Does it matter that it's in his best interests not to? NO! If you go in to get your tonsils removed and the surgeon decides while you are under to remove your infected testicles - there is big trouble! (this really happened BTW - The doctor was able to show that it really was in the patients best interest, may have saved his life, and that the operation was perfectly done, but that wasn't the point, there was no consent, and the doctor lost his license and the lawsuit.)
There is no contract unless there is consensus ad idem, or Meeting of the Minds. If your client is thinking one thing while you are thinking something else, the agreement can be held invalid, or only partially valid. You may not get paid anything, or get stuck with a payment plan that amounts to $1/month (yes, this happens too - my mother is paying her lawyer this and since he didn't specify the payment terms he can't do anything, and he's a lawyer! He hates me, by the way).
A contract outlines what law is applicable, what happens if the server crashes and you can't do the work, what happens if the client decides to "help" by signing up to some FFA's, what happens if the client wants their money back because he's not at the top and therefore doesn't believe you did your "best effort", what happens if you don't list him in Yahoo! as part of your original quote when that's what he thought you were doing, etc. It's highly unlikely that you will be able to remember to tell them all of this everytime, and if you did it's unlikely the client would remember or understand it.
The bottom line is, the less the client knows about SEO, the more necessary a contract is - not just for disagreements, but also for education and customer service. You can fly by the seat of your pants, of course, but it's a pretty rusty airplane that won't survive an air pocket or bumpy landing.
Posted 28 August 2003 - 10:48 PM
I beleive everything that has to do with money should have all the i's dotted and so forth. Without some kind of contract you have no proof of anything. I keep every scrap of paper between myself and my client. Even if it was written on a napkin it goes in a file. If it's a friend I get two copies to cover myself, friends and money don't mix.
Ian, I will be bored if you need another reader.
Posted 07 September 2003 - 12:08 AM
First decide what your USP (Unique Selling Proposition) is. As Scottie said, What is unique about you? Why would someone buy from you?)
What is your "elevator pitch"? Can you describe your business to someone while you're going from the first floor to the 10th floor on an elevator?
These things sound simple and basic, but most people can NOT do this. Learn to do these two things and you will be WAY ahead of most of your competitors.

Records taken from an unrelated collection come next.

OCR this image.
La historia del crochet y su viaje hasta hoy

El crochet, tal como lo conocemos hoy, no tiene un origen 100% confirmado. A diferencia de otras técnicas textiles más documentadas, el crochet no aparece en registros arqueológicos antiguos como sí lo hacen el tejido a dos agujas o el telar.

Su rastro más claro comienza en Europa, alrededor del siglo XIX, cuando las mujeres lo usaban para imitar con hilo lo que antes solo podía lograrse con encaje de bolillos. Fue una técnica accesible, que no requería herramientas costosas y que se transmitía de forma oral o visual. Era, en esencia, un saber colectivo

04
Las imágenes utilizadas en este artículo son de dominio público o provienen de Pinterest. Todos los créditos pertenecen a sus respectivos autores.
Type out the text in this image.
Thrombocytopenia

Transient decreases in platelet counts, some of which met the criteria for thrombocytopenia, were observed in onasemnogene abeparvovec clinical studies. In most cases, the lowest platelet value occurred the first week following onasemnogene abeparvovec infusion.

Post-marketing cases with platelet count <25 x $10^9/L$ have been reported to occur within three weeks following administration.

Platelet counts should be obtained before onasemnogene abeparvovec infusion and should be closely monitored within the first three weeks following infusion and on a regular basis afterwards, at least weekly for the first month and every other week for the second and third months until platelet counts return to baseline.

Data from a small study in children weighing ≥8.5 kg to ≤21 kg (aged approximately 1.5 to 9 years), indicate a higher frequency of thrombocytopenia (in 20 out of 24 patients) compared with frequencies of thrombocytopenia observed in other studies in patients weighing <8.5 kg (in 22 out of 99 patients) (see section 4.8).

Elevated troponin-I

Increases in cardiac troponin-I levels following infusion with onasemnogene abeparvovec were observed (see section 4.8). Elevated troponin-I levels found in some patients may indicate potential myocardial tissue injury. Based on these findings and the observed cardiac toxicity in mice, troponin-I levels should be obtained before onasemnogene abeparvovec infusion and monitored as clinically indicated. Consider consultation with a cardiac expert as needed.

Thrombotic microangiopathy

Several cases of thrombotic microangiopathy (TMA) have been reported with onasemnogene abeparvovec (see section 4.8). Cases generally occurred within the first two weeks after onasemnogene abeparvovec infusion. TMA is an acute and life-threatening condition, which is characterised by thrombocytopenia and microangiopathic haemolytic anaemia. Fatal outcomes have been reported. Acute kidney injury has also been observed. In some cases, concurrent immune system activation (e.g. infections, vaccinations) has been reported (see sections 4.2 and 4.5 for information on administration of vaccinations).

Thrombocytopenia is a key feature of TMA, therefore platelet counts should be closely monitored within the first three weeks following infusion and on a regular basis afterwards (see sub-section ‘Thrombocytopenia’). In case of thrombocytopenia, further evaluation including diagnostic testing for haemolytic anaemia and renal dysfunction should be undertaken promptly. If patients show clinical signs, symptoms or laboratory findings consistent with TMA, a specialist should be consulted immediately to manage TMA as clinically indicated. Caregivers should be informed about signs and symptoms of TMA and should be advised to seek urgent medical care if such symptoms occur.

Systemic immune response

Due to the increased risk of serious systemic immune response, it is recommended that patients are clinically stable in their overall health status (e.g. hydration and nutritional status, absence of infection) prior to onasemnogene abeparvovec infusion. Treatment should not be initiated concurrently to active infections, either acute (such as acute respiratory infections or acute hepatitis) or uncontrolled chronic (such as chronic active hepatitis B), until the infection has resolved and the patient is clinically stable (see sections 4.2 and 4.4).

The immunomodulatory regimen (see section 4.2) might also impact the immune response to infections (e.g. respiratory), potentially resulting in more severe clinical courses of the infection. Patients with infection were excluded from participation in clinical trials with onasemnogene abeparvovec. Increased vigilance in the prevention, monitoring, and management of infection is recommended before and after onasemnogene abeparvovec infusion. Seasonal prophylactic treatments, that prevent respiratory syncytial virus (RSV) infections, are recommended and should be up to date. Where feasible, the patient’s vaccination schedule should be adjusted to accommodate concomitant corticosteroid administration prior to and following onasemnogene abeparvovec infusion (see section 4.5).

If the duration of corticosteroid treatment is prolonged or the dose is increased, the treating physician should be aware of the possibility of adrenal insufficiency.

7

Just my two cents worth. Good luck.
Edited by jerry, 07 September 2003 - 12:23 AM.
Posted 07 September 2003 - 07:32 AM
I'd be willing to have a look through your draft version of the contract, give it the Brit point of view. This is of course a beg for a freebee.
I, myself, have not yet ever needed more then an email of conformation, this is because all my clients are long standing customers.
It wouldn't hurt to branch out a bit, though, and I wouldn't like to do it without a contract.
Edited by air-dog, 07 September 2003 - 10:17 AM.